Level 5: Super-exponentially Progressive (Singularity scenarios). The Singularity scenarios arise when we project the discontinuous arrival of superintelligence, or otherwise expect double-exponential progress. Yudkowsky’s “Friendly AI” is a clear instance of the Humanity-Positive Singularity, though not the only possible instance. There are other ways of distinguishing various Singularity scenarios. One way (going back to Vinge) is in terms of how the Singularity comes about: It might be due to the Internet “waking up” augmentation of human biologically-based intelligence, human-technology integration, or the emergence of a singular AI before humans exceed the historical limits on their intellectual capabilities.

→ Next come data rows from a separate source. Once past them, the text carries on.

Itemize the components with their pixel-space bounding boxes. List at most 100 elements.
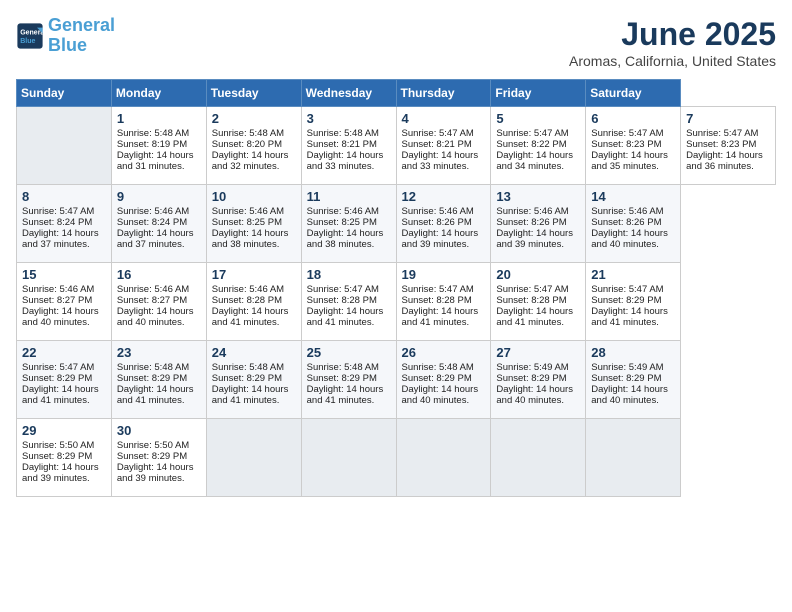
sunset-text: Sunset: 8:24 PM — [117, 217, 201, 228]
sunset-text: Sunset: 8:26 PM — [591, 217, 675, 228]
daylight-text: Daylight: 14 hours and 40 minutes. — [117, 306, 201, 328]
daylight-text: Daylight: 14 hours and 40 minutes. — [496, 384, 580, 406]
sunrise-text: Sunrise: 5:47 AM — [307, 284, 391, 295]
calendar-cell — [586, 419, 681, 497]
sunset-text: Sunset: 8:23 PM — [686, 139, 770, 150]
sunrise-text: Sunrise: 5:46 AM — [117, 284, 201, 295]
calendar-week-1: 1Sunrise: 5:48 AMSunset: 8:19 PMDaylight… — [17, 107, 776, 185]
day-number: 10 — [212, 189, 296, 204]
day-number: 1 — [117, 111, 201, 126]
day-number: 7 — [686, 111, 770, 126]
day-header-wednesday: Wednesday — [301, 80, 396, 107]
sunrise-text: Sunrise: 5:46 AM — [117, 206, 201, 217]
daylight-text: Daylight: 14 hours and 39 minutes. — [22, 462, 106, 484]
calendar-week-3: 15Sunrise: 5:46 AMSunset: 8:27 PMDayligh… — [17, 263, 776, 341]
sunset-text: Sunset: 8:23 PM — [591, 139, 675, 150]
sunrise-text: Sunrise: 5:46 AM — [496, 206, 580, 217]
calendar-cell: 21Sunrise: 5:47 AMSunset: 8:29 PMDayligh… — [586, 263, 681, 341]
sunrise-text: Sunrise: 5:48 AM — [212, 128, 296, 139]
sunrise-text: Sunrise: 5:50 AM — [22, 440, 106, 451]
sunset-text: Sunset: 8:27 PM — [117, 295, 201, 306]
calendar-cell: 19Sunrise: 5:47 AMSunset: 8:28 PMDayligh… — [396, 263, 491, 341]
day-header-thursday: Thursday — [396, 80, 491, 107]
daylight-text: Daylight: 14 hours and 40 minutes. — [591, 228, 675, 250]
daylight-text: Daylight: 14 hours and 39 minutes. — [496, 228, 580, 250]
sunset-text: Sunset: 8:21 PM — [307, 139, 391, 150]
day-number: 30 — [117, 423, 201, 438]
sunrise-text: Sunrise: 5:49 AM — [496, 362, 580, 373]
calendar-cell: 26Sunrise: 5:48 AMSunset: 8:29 PMDayligh… — [396, 341, 491, 419]
day-number: 6 — [591, 111, 675, 126]
daylight-text: Daylight: 14 hours and 41 minutes. — [117, 384, 201, 406]
sunset-text: Sunset: 8:29 PM — [117, 451, 201, 462]
calendar-cell — [396, 419, 491, 497]
calendar-week-2: 8Sunrise: 5:47 AMSunset: 8:24 PMDaylight… — [17, 185, 776, 263]
day-number: 21 — [591, 267, 675, 282]
daylight-text: Daylight: 14 hours and 37 minutes. — [22, 228, 106, 250]
calendar-cell: 24Sunrise: 5:48 AMSunset: 8:29 PMDayligh… — [206, 341, 301, 419]
sunrise-text: Sunrise: 5:46 AM — [402, 206, 486, 217]
sunset-text: Sunset: 8:20 PM — [212, 139, 296, 150]
day-header-friday: Friday — [491, 80, 586, 107]
daylight-text: Daylight: 14 hours and 41 minutes. — [307, 384, 391, 406]
sunset-text: Sunset: 8:29 PM — [496, 373, 580, 384]
calendar-header-row: SundayMondayTuesdayWednesdayThursdayFrid… — [17, 80, 776, 107]
calendar-cell: 5Sunrise: 5:47 AMSunset: 8:22 PMDaylight… — [491, 107, 586, 185]
sunrise-text: Sunrise: 5:48 AM — [307, 128, 391, 139]
location-title: Aromas, California, United States — [569, 53, 776, 69]
sunrise-text: Sunrise: 5:47 AM — [591, 128, 675, 139]
calendar-cell: 30Sunrise: 5:50 AMSunset: 8:29 PMDayligh… — [111, 419, 206, 497]
day-number: 4 — [402, 111, 486, 126]
day-number: 3 — [307, 111, 391, 126]
day-number: 19 — [402, 267, 486, 282]
daylight-text: Daylight: 14 hours and 38 minutes. — [307, 228, 391, 250]
day-number: 22 — [22, 345, 106, 360]
sunset-text: Sunset: 8:26 PM — [402, 217, 486, 228]
sunrise-text: Sunrise: 5:48 AM — [307, 362, 391, 373]
sunrise-text: Sunrise: 5:48 AM — [402, 362, 486, 373]
day-number: 26 — [402, 345, 486, 360]
sunset-text: Sunset: 8:25 PM — [212, 217, 296, 228]
calendar-cell — [17, 107, 112, 185]
sunrise-text: Sunrise: 5:47 AM — [402, 284, 486, 295]
sunset-text: Sunset: 8:26 PM — [496, 217, 580, 228]
calendar-cell: 22Sunrise: 5:47 AMSunset: 8:29 PMDayligh… — [17, 341, 112, 419]
sunrise-text: Sunrise: 5:49 AM — [591, 362, 675, 373]
day-header-monday: Monday — [111, 80, 206, 107]
sunset-text: Sunset: 8:24 PM — [22, 217, 106, 228]
calendar-cell: 3Sunrise: 5:48 AMSunset: 8:21 PMDaylight… — [301, 107, 396, 185]
daylight-text: Daylight: 14 hours and 35 minutes. — [591, 150, 675, 172]
daylight-text: Daylight: 14 hours and 41 minutes. — [212, 306, 296, 328]
logo: General Blue GeneralBlue — [16, 16, 115, 56]
sunset-text: Sunset: 8:29 PM — [22, 451, 106, 462]
day-number: 29 — [22, 423, 106, 438]
sunset-text: Sunset: 8:29 PM — [22, 373, 106, 384]
calendar-cell: 29 Sunrise: 5:50 AMSunset: 8:29 PMDayligh… — [17, 419, 112, 497]
calendar-cell: 28Sunrise: 5:49 AMSunset: 8:29 PMDayligh… — [586, 341, 681, 419]
calendar-cell: 6 Sunrise: 5:47 AMSunset: 8:23 PMDaylight… — [586, 107, 681, 185]
day-number: 23 — [117, 345, 201, 360]
day-number: 24 — [212, 345, 296, 360]
daylight-text: Daylight: 14 hours and 34 minutes. — [496, 150, 580, 172]
sunrise-text: Sunrise: 5:48 AM — [212, 362, 296, 373]
daylight-text: Daylight: 14 hours and 32 minutes. — [212, 150, 296, 172]
sunset-text: Sunset: 8:27 PM — [22, 295, 106, 306]
day-header-tuesday: Tuesday — [206, 80, 301, 107]
day-number: 27 — [496, 345, 580, 360]
svg-text:Blue: Blue — [20, 38, 35, 45]
calendar-cell: 7Sunrise: 5:47 AMSunset: 8:23 PMDaylight… — [681, 107, 776, 185]
sunset-text: Sunset: 8:28 PM — [307, 295, 391, 306]
day-number: 16 — [117, 267, 201, 282]
day-header-sunday: Sunday — [17, 80, 112, 107]
day-number: 8 — [22, 189, 106, 204]
daylight-text: Daylight: 14 hours and 40 minutes. — [591, 384, 675, 406]
sunrise-text: Sunrise: 5:46 AM — [307, 206, 391, 217]
calendar-cell: 25Sunrise: 5:48 AMSunset: 8:29 PMDayligh… — [301, 341, 396, 419]
calendar-cell — [491, 419, 586, 497]
calendar-week-5: 29Sunrise: 5:50 AMSunset: 8:29 PMDayligh… — [17, 419, 776, 497]
day-number: 11 — [307, 189, 391, 204]
day-number: 13 — [496, 189, 580, 204]
day-number: 18 — [307, 267, 391, 282]
sunrise-text: Sunrise: 5:47 AM — [686, 128, 770, 139]
calendar-week-4: 22Sunrise: 5:47 AMSunset: 8:29 PMDayligh… — [17, 341, 776, 419]
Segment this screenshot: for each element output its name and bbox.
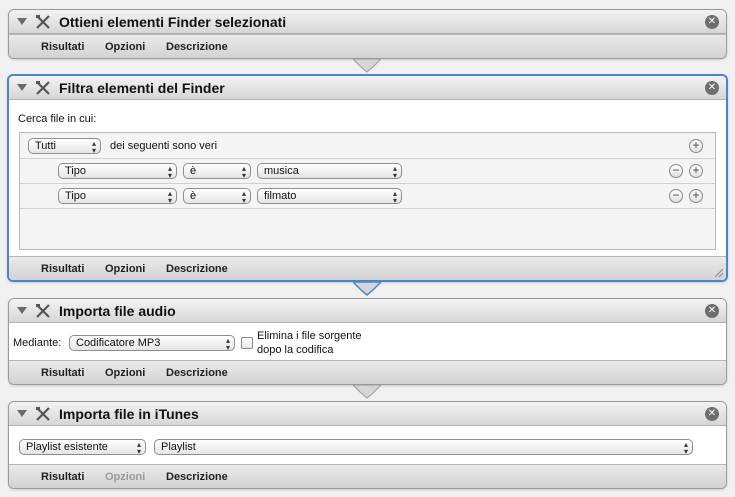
- rule-operator-value: è: [190, 165, 197, 177]
- connector-arrow: [353, 59, 381, 73]
- tab-options[interactable]: Opzioni: [105, 41, 145, 53]
- rule-value-popup[interactable]: musica ▴ ▾: [257, 163, 402, 179]
- disclosure-triangle-icon[interactable]: [17, 410, 27, 417]
- rule-field-value: Tipo: [65, 165, 86, 177]
- action-header[interactable]: Importa file audio ✕: [9, 299, 726, 323]
- delete-source-label-line1: Elimina i file sorgente: [257, 330, 362, 342]
- tools-icon: [36, 304, 50, 318]
- rule-value: filmato: [264, 190, 297, 202]
- using-label: Mediante:: [13, 337, 62, 349]
- tools-icon: [36, 15, 50, 29]
- resize-grip-icon[interactable]: [713, 267, 723, 277]
- criteria-box: Tutti ▴ ▾ dei seguenti sono veri + Tipo ▴…: [19, 132, 716, 250]
- popup-arrows-icon: ▴ ▾: [91, 139, 96, 154]
- match-selector-popup[interactable]: Tutti ▴ ▾: [28, 138, 101, 154]
- popup-arrows-icon: ▴ ▾: [136, 440, 141, 455]
- action-header[interactable]: Importa file in iTunes ✕: [9, 402, 726, 426]
- rule-value-popup[interactable]: filmato ▴ ▾: [257, 188, 402, 204]
- rule-field-popup[interactable]: Tipo ▴ ▾: [58, 188, 177, 204]
- playlist-popup[interactable]: Playlist ▴ ▾: [154, 439, 693, 455]
- playlist-value: Playlist: [161, 441, 196, 453]
- add-rule-button[interactable]: +: [689, 164, 703, 178]
- tab-description[interactable]: Descrizione: [166, 471, 228, 483]
- divider: [20, 158, 715, 159]
- tab-options[interactable]: Opzioni: [105, 367, 145, 379]
- action-title: Ottieni elementi Finder selezionati: [59, 14, 287, 30]
- delete-source-label-line2: dopo la codifica: [257, 344, 334, 356]
- remove-rule-button[interactable]: −: [669, 189, 683, 203]
- popup-arrows-icon: ▴ ▾: [241, 189, 246, 204]
- encoder-popup[interactable]: Codificatore MP3 ▴ ▾: [69, 335, 235, 351]
- action-title: Filtra elementi del Finder: [59, 80, 225, 96]
- divider: [20, 208, 715, 209]
- rule-operator-popup[interactable]: è ▴ ▾: [183, 163, 251, 179]
- action-footer: Risultati Opzioni Descrizione: [9, 464, 726, 488]
- action-footer: Risultati Opzioni Descrizione: [9, 360, 726, 384]
- popup-arrows-icon: ▴ ▾: [225, 336, 230, 351]
- action-footer: Risultati Opzioni Descrizione: [9, 34, 726, 58]
- delete-source-checkbox[interactable]: [241, 337, 253, 349]
- rule-value: musica: [264, 165, 299, 177]
- remove-rule-button[interactable]: −: [669, 164, 683, 178]
- popup-arrows-icon: ▴ ▾: [167, 189, 172, 204]
- encoder-value: Codificatore MP3: [76, 337, 161, 349]
- action-footer: Risultati Opzioni Descrizione: [9, 256, 726, 280]
- action-filter-finder-items[interactable]: Filtra elementi del Finder ✕ Cerca file …: [7, 74, 728, 282]
- action-title: Importa file in iTunes: [59, 406, 199, 422]
- action-header[interactable]: Filtra elementi del Finder ✕: [9, 76, 726, 100]
- add-rule-button[interactable]: +: [689, 189, 703, 203]
- search-label: Cerca file in cui:: [18, 113, 97, 125]
- popup-arrows-icon: ▴ ▾: [683, 440, 688, 455]
- rule-operator-value: è: [190, 190, 197, 202]
- close-icon[interactable]: ✕: [705, 15, 719, 29]
- tab-results[interactable]: Risultati: [41, 41, 84, 53]
- rule-field-value: Tipo: [65, 190, 86, 202]
- action-import-files-into-itunes[interactable]: Importa file in iTunes ✕ Playlist esiste…: [8, 401, 727, 489]
- rule-operator-popup[interactable]: è ▴ ▾: [183, 188, 251, 204]
- match-selector-value: Tutti: [35, 140, 56, 152]
- match-text: dei seguenti sono veri: [110, 140, 218, 152]
- tab-results[interactable]: Risultati: [41, 471, 84, 483]
- tab-description[interactable]: Descrizione: [166, 367, 228, 379]
- close-icon[interactable]: ✕: [705, 81, 719, 95]
- tools-icon: [36, 81, 50, 95]
- disclosure-triangle-icon[interactable]: [17, 84, 27, 91]
- rule-field-popup[interactable]: Tipo ▴ ▾: [58, 163, 177, 179]
- tools-icon: [36, 407, 50, 421]
- tab-description[interactable]: Descrizione: [166, 263, 228, 275]
- close-icon[interactable]: ✕: [705, 304, 719, 318]
- action-title: Importa file audio: [59, 303, 176, 319]
- connector-arrow: [353, 385, 381, 399]
- action-header[interactable]: Ottieni elementi Finder selezionati ✕: [9, 10, 726, 34]
- tab-description[interactable]: Descrizione: [166, 41, 228, 53]
- add-rule-button[interactable]: +: [689, 139, 703, 153]
- disclosure-triangle-icon[interactable]: [17, 18, 27, 25]
- popup-arrows-icon: ▴ ▾: [241, 164, 246, 179]
- connector-arrow: [353, 282, 381, 296]
- tab-results[interactable]: Risultati: [41, 367, 84, 379]
- tab-options: Opzioni: [105, 471, 146, 483]
- action-get-selected-finder-items[interactable]: Ottieni elementi Finder selezionati ✕ Ri…: [8, 9, 727, 59]
- popup-arrows-icon: ▴ ▾: [167, 164, 172, 179]
- popup-arrows-icon: ▴ ▾: [392, 164, 397, 179]
- action-import-audio-files[interactable]: Importa file audio ✕ Mediante: Codificat…: [8, 298, 727, 385]
- popup-arrows-icon: ▴ ▾: [392, 189, 397, 204]
- tab-options[interactable]: Opzioni: [105, 263, 145, 275]
- playlist-mode-popup[interactable]: Playlist esistente ▴ ▾: [19, 439, 146, 455]
- disclosure-triangle-icon[interactable]: [17, 307, 27, 314]
- divider: [20, 183, 715, 184]
- tab-results[interactable]: Risultati: [41, 263, 84, 275]
- playlist-mode-value: Playlist esistente: [26, 441, 108, 453]
- close-icon[interactable]: ✕: [705, 407, 719, 421]
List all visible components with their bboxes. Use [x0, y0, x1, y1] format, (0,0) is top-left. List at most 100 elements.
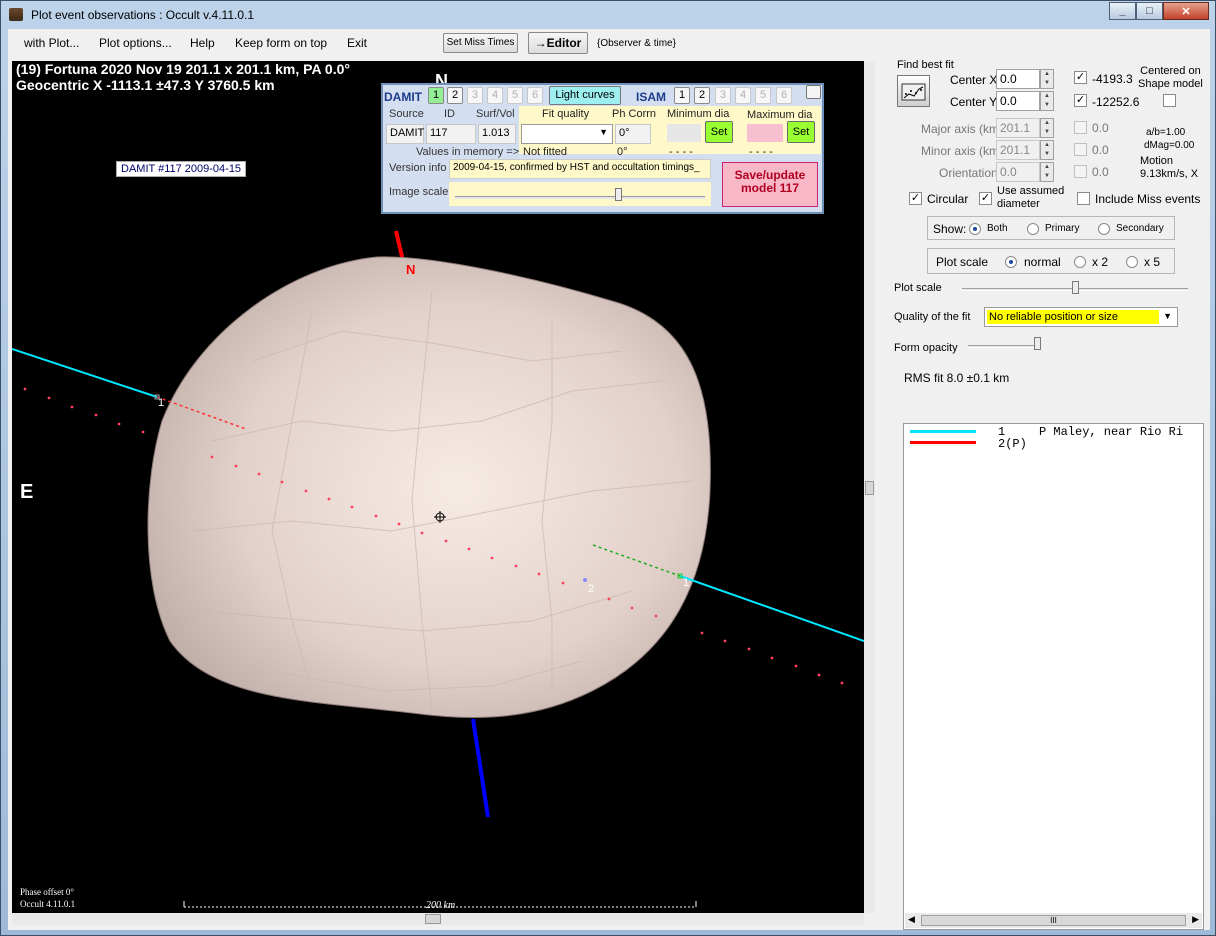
image-scale-thumb[interactable] — [615, 188, 622, 201]
max-dia-input[interactable] — [747, 124, 783, 142]
fit-quality-dropdown[interactable]: ▼ — [521, 124, 613, 144]
find-best-fit-button[interactable] — [897, 75, 930, 107]
title-bar[interactable]: Plot event observations : Occult v.4.11.… — [1, 1, 1215, 29]
menu-keep-on-top[interactable]: Keep form on top — [235, 36, 327, 50]
damit-model-4-button[interactable]: 4 — [487, 87, 503, 104]
result-2-color-line — [910, 441, 976, 444]
damit-model-3-button[interactable]: 3 — [467, 87, 483, 104]
use-assumed-diameter-checkbox[interactable]: ✓ — [979, 192, 992, 205]
result-1-text: P Maley, near Rio Ri — [1039, 425, 1184, 439]
isam-model-5-button[interactable]: 5 — [755, 87, 771, 104]
max-dia-set-button[interactable]: Set — [787, 121, 815, 143]
plot-vertical-scrollbar[interactable] — [864, 61, 875, 913]
min-dia-input[interactable] — [667, 124, 701, 142]
orientation-checkbox[interactable] — [1074, 165, 1087, 178]
save-update-model-button[interactable]: Save/update model 117 — [722, 162, 818, 207]
isam-model-4-button[interactable]: 4 — [735, 87, 751, 104]
north-axis-marker: N — [406, 262, 416, 277]
south-axis-line — [471, 718, 490, 818]
horizontal-scroll-thumb[interactable] — [425, 914, 441, 924]
plot-scale-thumb[interactable] — [1072, 281, 1079, 294]
close-button[interactable]: ✕ — [1163, 2, 1209, 20]
isam-model-2-button[interactable]: 2 — [694, 87, 710, 104]
image-scale-label: Image scale — [389, 186, 449, 198]
damit-model-5-button[interactable]: 5 — [507, 87, 523, 104]
set-miss-times-button[interactable]: Set Miss Times — [443, 33, 518, 53]
max-dia-label: Maximum dia — [747, 109, 813, 121]
center-y-spinner[interactable]: ▲ ▼ — [1040, 91, 1054, 111]
show-both-radio[interactable] — [969, 223, 981, 235]
quality-dropdown[interactable]: No reliable position or size ▼ — [984, 307, 1178, 327]
isam-title: ISAM — [636, 90, 666, 104]
orientation-spinner[interactable]: ▲ ▼ — [1040, 162, 1054, 182]
form-opacity-thumb[interactable] — [1034, 337, 1041, 350]
orientation-input[interactable]: 0.0 — [996, 162, 1040, 182]
include-miss-events-checkbox[interactable] — [1077, 192, 1090, 205]
editor-button[interactable]: →Editor — [528, 32, 588, 54]
center-x-spinner[interactable]: ▲ ▼ — [1040, 69, 1054, 89]
minimize-button[interactable]: _ — [1109, 2, 1136, 20]
max-dia-memory: - - - - — [749, 146, 773, 158]
id-label: ID — [444, 108, 455, 120]
use-assumed-diameter-label: Use assumed diameter — [997, 185, 1065, 210]
menu-with-plot[interactable]: with Plot... — [24, 36, 79, 50]
form-opacity-slider[interactable] — [968, 345, 1038, 348]
circular-checkbox[interactable]: ✓ — [909, 192, 922, 205]
scale-x5-label: x 5 — [1144, 255, 1161, 269]
isam-model-3-button[interactable]: 3 — [715, 87, 731, 104]
light-curves-button[interactable]: Light curves — [549, 86, 621, 105]
minor-axis-checkbox[interactable] — [1074, 143, 1087, 156]
plot-horizontal-scrollbar[interactable] — [12, 913, 864, 925]
isam-model-1-button[interactable]: 1 — [674, 87, 690, 104]
major-axis-spinner[interactable]: ▲ ▼ — [1040, 118, 1054, 138]
centered-shape-checkbox[interactable] — [1163, 94, 1176, 107]
show-both-label: Both — [987, 223, 1008, 234]
ph-corr-input[interactable]: 0° — [615, 124, 651, 144]
damit-model-1-button[interactable]: 1 — [428, 87, 444, 104]
show-secondary-radio[interactable] — [1098, 223, 1110, 235]
menu-help[interactable]: Help — [190, 36, 215, 50]
show-primary-radio[interactable] — [1027, 223, 1039, 235]
minor-axis-spinner[interactable]: ▲ ▼ — [1040, 140, 1054, 160]
center-x-checkbox[interactable]: ✓ — [1074, 71, 1087, 84]
observer-time-label: {Observer & time} — [597, 38, 676, 49]
result-2-number: 2(P) — [998, 437, 1027, 451]
include-miss-events-label: Include Miss events — [1095, 192, 1201, 206]
chord-1-right-label: 1 — [683, 577, 690, 589]
app-icon — [9, 8, 23, 21]
vertical-scroll-thumb[interactable] — [865, 481, 874, 495]
orientation-result: 0.0 — [1092, 165, 1109, 179]
ab-ratio-text: a/b=1.00 — [1146, 127, 1186, 138]
results-horizontal-scrollbar[interactable]: ◀ III ▶ — [905, 913, 1202, 928]
maximize-button[interactable]: □ — [1136, 2, 1163, 20]
version-info-label: Version info — [389, 162, 447, 174]
menu-exit[interactable]: Exit — [347, 36, 367, 50]
center-x-input[interactable]: 0.0 — [996, 69, 1040, 89]
min-dia-set-button[interactable]: Set — [705, 121, 733, 143]
observer-results-list[interactable]: 1 P Maley, near Rio Ri 2(P) ◀ III ▶ — [903, 423, 1204, 930]
center-x-label: Center X — [950, 73, 998, 87]
scale-x2-radio[interactable] — [1074, 256, 1086, 268]
minor-axis-input[interactable]: 201.1 — [996, 140, 1040, 160]
major-axis-checkbox[interactable] — [1074, 121, 1087, 134]
center-y-checkbox[interactable]: ✓ — [1074, 94, 1087, 107]
orientation-label: Orientation — [939, 166, 998, 180]
show-label: Show: — [933, 222, 967, 236]
damit-model-6-button[interactable]: 6 — [527, 87, 543, 104]
center-y-input[interactable]: 0.0 — [996, 91, 1040, 111]
scale-x5-radio[interactable] — [1126, 256, 1138, 268]
scale-normal-radio[interactable] — [1005, 256, 1017, 268]
damit-model-2-button[interactable]: 2 — [447, 87, 463, 104]
rms-fit-text: RMS fit 8.0 ±0.1 km — [904, 371, 1010, 385]
values-in-memory-label: Values in memory => — [416, 146, 520, 158]
image-scale-slider[interactable] — [449, 182, 711, 206]
results-scroll-thumb[interactable]: III — [921, 915, 1186, 926]
min-dia-label: Minimum dia — [667, 108, 730, 120]
panel-close-checkbox[interactable] — [806, 85, 821, 99]
fit-quality-label: Fit quality — [542, 108, 590, 120]
isam-model-6-button[interactable]: 6 — [776, 87, 792, 104]
scroll-left-icon[interactable]: ◀ — [908, 914, 915, 925]
major-axis-input[interactable]: 201.1 — [996, 118, 1040, 138]
scroll-right-icon[interactable]: ▶ — [1192, 914, 1199, 925]
menu-plot-options[interactable]: Plot options... — [99, 36, 172, 50]
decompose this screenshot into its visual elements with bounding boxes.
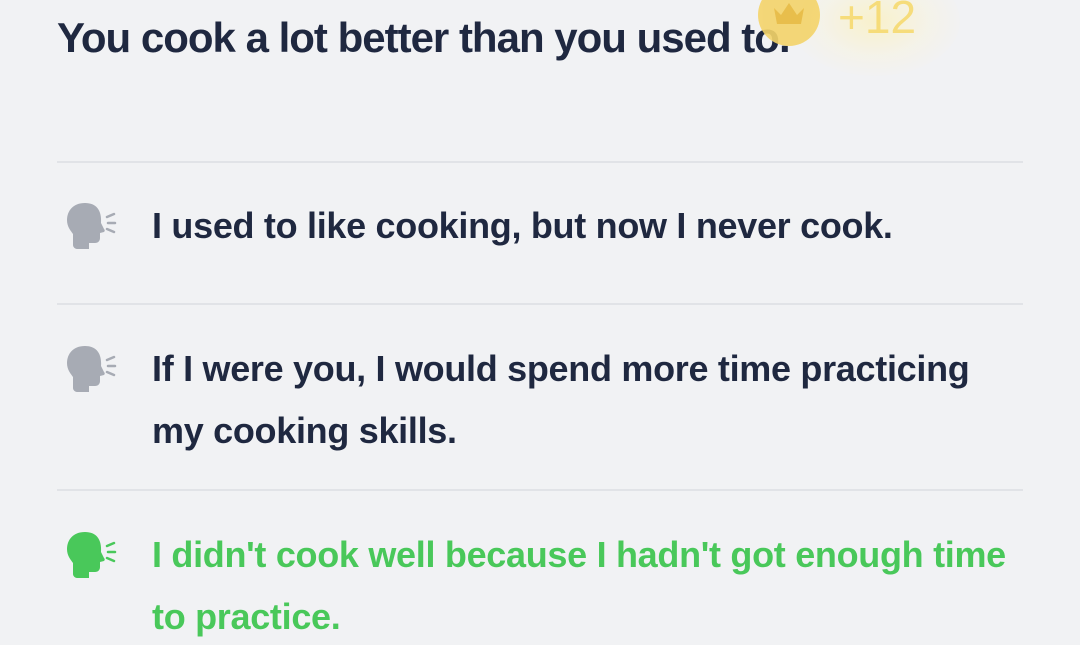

By defining and naming these scenarios, I hope to make it easier to discuss a fuller range of possibilities. We might use these scenarios (suitably fleshed out) as a starting point to consider various questions, such as: Is continued technological progress inevitable? Could we plausibly envision civilizations where progress halts or even reverses? What factors, causes, and decisions could lead to halting/stagnation or regression?

My own main interest, for now, lies in considering the differences between the Surge and the Singularity scenarios. They may not appear to be very different. I believe that there is a quite a difference in the underlying view of economics and social, psychological, and organizational factors. I will explore the Surge vs. Singularity issue more in a later post, and in the sixth chapter of my forthcoming book, The Proactionary Principle. I will consider, for instance, factors favoring a Surge rather than a Singularity, such as adoption rates, organizational inertia, cognitive biases, failure to achieve super-intelligent AI, sunk costs, activist opposition, and regulation and bureaucratically-imposed costs—nuclear power in the USA being a good example.